Pelas sondagens feitas nas imediações das emergências
pode-se fazer idéia da conformação primitiva do terreno, e
chegar-se à conclusão de que ali existira erosão profunda, que encaixava a água
mineral e com o correr do
tempo, foi sendo obstruída pelos enxurros, em conseqüência da
destruição da mata ali existente, sepultando-se , assim, os
destroços da luta pela vida, que lá travará o aborígine com a
alimária.
Quando conhecemos a fonte em seu nascedouro primitivo, a água
emergia tumultuosamente, pondo em continuo movimento a areia que
se antepunha à saída, apresentando-se como um grande atoleiro;
quando uma pessoa entrava no “poço”, afundava até certa
altura; entrava outra e assim sucessivamente três, quatro, até
oito mais indivíduos nele iam se acomodando perfeitamente,
alargando-se a sua capacidade de aparente exigüidade, para, num
carinhoso amplexo, a todos acolher em sua água benfazeja,
retornando, depois da saída dos banhistas, a sua dimensão
anterior.
Era tal a pressão exercida de baixo para cima, que, por
mais que se quisesse afundar, ou melhor, atolar, não se conseguia
submergir acima das axilas, e se o tentasse fazer, seria repelido
a tona, logo que cessasse a força compressora.
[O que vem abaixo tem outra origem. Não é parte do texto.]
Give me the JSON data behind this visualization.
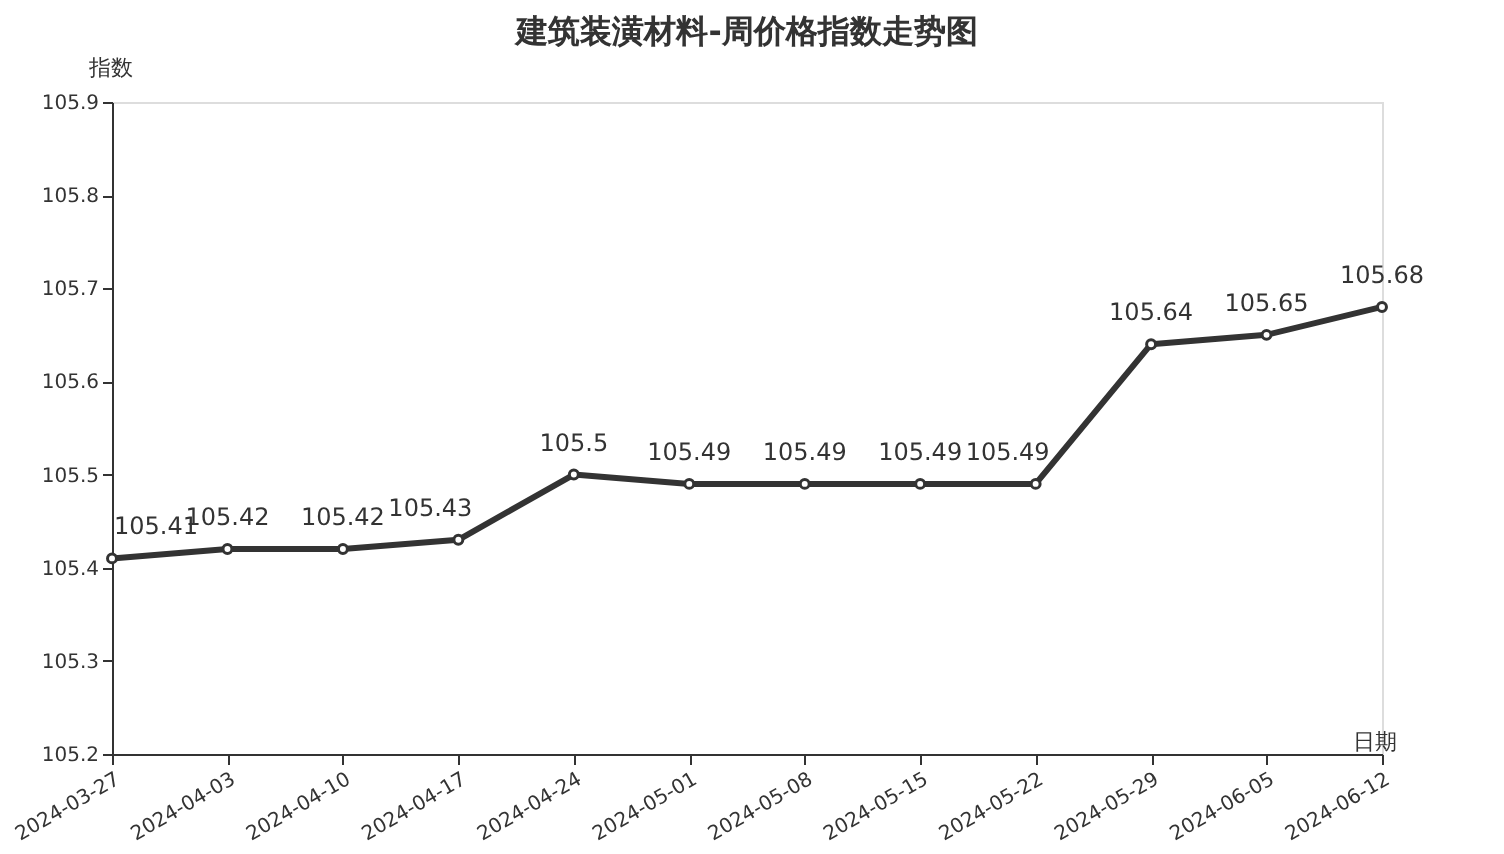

Se fossemos estudar a historia dos mananciais das Termas
Vanádicas de Ibirá, iríamos não encontrar os fatos da grande
tradição romana, fenícia, caldáica ou egípcia como as
caravanas que penetraram o coração montanhoso da Europa antiga,
à procura desses olhos de água miraculosos, da terra, numa
promessa de curas miríades.
Não! Mas, a necessidade orgânica da Vida presidiu aqui, o
mesmo fenômeno quase antípoda,, que proporcionou, noutras
plagas, o desenvolvimento de inúmeros e importantes centros de
civilização e progresso...
Lá, faraós, sacerdotes, pitonisas, doutores, sábios, heróis
e homens fanatizados escutaram a natureza e abriram passadas para
os pioneiros desses Balneários. Aqui foram, primitivamente, os
“Totens” das grandes tribos indígenas que vagavam por esses
recantos que descobriram o valor terapêutico das nossas águas
medicinais.
Os índios vieram na pega de antas e capivaras, de veados e
catetos, de quanta casta e abundancia de animais
que se concentrava nesta paragem, como que a chamado de uma
deidade restauradora da força, do vigor e da perspicácia
instintiva da formosa alimária.
E os índios aprenderam que aquela atração misteriosa que
a besta-fera sentia pelo local, nada mais era, senão ,
proveniente das curas que os animais encontravam para as suas
mazelas, num redemoinho barrento, acidental, justamente onde hoje
se localiza o Parque
Balneário Termas de Ibirá.
Hoje, através de estudos realizados, a arqueologia nos
confirma essas historias e ainda acrescenta como ponto de destaque
na geologia regional e a presença de fosseis representativos da
mega fauna do período mesozóico.
E essas historias verdadeiras formam hoje o doce romance da
geografia sentimental das Termas de Ibirá; são capítulos desta
mística feita de tradição e ciência.